One answer could lie in the culture of the North Caucasus. Human rights are not necessarily well-protected anywhere in Russia, but the treatment of women in places like Chechnya and Dagestan is particularly egregious. The region is deeply religious and very conservative, and women’s rights are rarely protected. Harmful practices such as bride-kidnapping and child marriage are not only condoned but embraced as traditions. The area in general has been ravaged by years of political instability, violence and corruption; women have suffered greatly as a consequence. Alongside this toxic environment for women is the glorification of militant fighters as martyrs and honored heroes, born out of a combination of fundamentalist Islam and age-old traditions. Given these circumstances, it may be possible that participating in the separatist movement is the only way women are allowed to express their agency and gain a respected position in their society—albeit after their death.

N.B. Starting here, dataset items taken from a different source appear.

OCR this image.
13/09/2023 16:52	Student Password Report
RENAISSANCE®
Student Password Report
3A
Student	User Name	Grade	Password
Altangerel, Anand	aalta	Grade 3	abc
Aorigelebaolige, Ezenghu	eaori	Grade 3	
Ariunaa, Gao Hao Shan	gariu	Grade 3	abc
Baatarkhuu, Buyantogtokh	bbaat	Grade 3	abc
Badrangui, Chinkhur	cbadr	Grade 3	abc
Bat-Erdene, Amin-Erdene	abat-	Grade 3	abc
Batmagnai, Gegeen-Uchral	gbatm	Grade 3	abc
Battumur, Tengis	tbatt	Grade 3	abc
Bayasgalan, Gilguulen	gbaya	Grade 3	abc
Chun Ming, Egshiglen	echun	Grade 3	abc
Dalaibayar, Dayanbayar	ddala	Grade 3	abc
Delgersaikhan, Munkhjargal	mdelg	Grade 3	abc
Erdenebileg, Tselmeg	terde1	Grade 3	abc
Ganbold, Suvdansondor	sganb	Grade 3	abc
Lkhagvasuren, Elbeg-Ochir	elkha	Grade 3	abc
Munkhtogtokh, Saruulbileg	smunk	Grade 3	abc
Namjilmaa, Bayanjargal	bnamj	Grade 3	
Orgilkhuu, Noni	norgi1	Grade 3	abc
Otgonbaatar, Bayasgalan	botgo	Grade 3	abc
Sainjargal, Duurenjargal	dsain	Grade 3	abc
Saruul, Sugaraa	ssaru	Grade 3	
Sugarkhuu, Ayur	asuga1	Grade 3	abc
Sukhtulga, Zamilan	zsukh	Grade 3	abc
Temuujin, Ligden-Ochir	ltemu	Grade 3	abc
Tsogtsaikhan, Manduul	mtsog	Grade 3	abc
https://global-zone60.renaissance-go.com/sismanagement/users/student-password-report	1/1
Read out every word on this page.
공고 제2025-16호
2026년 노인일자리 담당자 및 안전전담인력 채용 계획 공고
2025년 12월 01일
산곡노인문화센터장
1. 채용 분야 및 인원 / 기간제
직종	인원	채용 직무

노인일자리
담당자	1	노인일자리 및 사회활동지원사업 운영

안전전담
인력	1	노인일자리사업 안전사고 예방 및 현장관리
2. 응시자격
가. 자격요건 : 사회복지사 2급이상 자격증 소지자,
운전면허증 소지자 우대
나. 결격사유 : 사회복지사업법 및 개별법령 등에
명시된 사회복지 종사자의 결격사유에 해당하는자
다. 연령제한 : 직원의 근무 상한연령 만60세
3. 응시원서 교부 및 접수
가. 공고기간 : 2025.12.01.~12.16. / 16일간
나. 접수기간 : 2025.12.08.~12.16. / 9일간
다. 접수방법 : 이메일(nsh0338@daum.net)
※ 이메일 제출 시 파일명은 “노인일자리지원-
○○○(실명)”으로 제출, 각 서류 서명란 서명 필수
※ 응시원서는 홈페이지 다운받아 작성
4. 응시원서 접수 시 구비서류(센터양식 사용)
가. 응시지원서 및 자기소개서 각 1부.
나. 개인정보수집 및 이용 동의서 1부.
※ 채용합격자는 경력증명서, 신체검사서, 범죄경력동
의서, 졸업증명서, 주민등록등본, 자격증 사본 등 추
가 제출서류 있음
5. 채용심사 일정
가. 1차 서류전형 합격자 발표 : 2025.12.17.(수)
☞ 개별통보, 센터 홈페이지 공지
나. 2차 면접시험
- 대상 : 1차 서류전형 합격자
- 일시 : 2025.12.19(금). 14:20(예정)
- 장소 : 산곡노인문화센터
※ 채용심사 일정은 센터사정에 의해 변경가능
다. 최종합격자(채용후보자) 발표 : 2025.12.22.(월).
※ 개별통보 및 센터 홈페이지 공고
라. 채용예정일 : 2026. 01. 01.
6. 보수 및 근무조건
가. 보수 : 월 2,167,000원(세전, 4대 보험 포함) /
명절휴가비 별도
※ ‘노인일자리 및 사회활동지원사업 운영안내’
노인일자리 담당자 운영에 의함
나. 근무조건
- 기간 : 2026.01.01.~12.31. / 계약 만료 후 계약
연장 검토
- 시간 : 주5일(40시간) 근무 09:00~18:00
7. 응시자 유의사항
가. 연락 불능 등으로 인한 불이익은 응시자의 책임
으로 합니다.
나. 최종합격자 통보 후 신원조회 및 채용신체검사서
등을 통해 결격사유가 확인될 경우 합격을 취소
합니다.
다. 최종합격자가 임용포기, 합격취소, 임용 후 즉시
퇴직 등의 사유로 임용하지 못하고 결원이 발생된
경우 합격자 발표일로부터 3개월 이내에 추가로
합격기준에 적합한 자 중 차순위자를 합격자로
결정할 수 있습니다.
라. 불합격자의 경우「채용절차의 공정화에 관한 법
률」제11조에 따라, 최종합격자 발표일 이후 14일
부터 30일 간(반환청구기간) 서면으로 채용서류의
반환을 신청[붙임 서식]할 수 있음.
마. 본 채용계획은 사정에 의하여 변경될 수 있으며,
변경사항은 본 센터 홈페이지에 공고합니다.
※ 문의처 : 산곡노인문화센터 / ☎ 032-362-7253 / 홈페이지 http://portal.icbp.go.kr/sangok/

Another possibility is that female suicide bombers are not entirely willing, active participants in their missions. As survivors of bombings attest, female bombers are often accompanied or closely followed by one or two men. Their purpose may be to ensure that the woman goes through with the mission and does not deviate from the plan. Often these men are the ones to detonate the bombs, not the woman herself, to prevent cold feet. Further evidence can be found in the testimony of “failed suicide bombers”—those who manage to somehow survive their own attack. From their accounts, it is clear that at least in some cases, female suicide bombers are not even aware of when the bomb will go off. Rather than being motivated by revenge, it is possible that some women, already vulnerable due to societal factors, are so indoctrinated by the rhetoric of separatist leaders that participating in a suicide mission is not really an informed decision they make for themselves. Given the poor perception of women in southern Russia, it would not be surprising if separatist leaders view female suicide bombers as tools to further their agenda.
Whatever the case may be, it is vital for Russian officials to determine the root causes of female terrorism and establish measures that directly address them. Recently, President Putin took a step backward by relieving the leader of Dagestan, Magomedsalam Magomedo, from his position. Magomedo had taken a moderate approach toward dealing with Dagestan’s separatist leaders, established a dialogue, and allowed the opening of madrasas and a commission to assist in the reintegration of former rebels into society. Rather than continuing that work, Putin has chosen a broad “hard-line” approach as Russia gears up for the Olympics. It remains to be seen whether this strategy will work.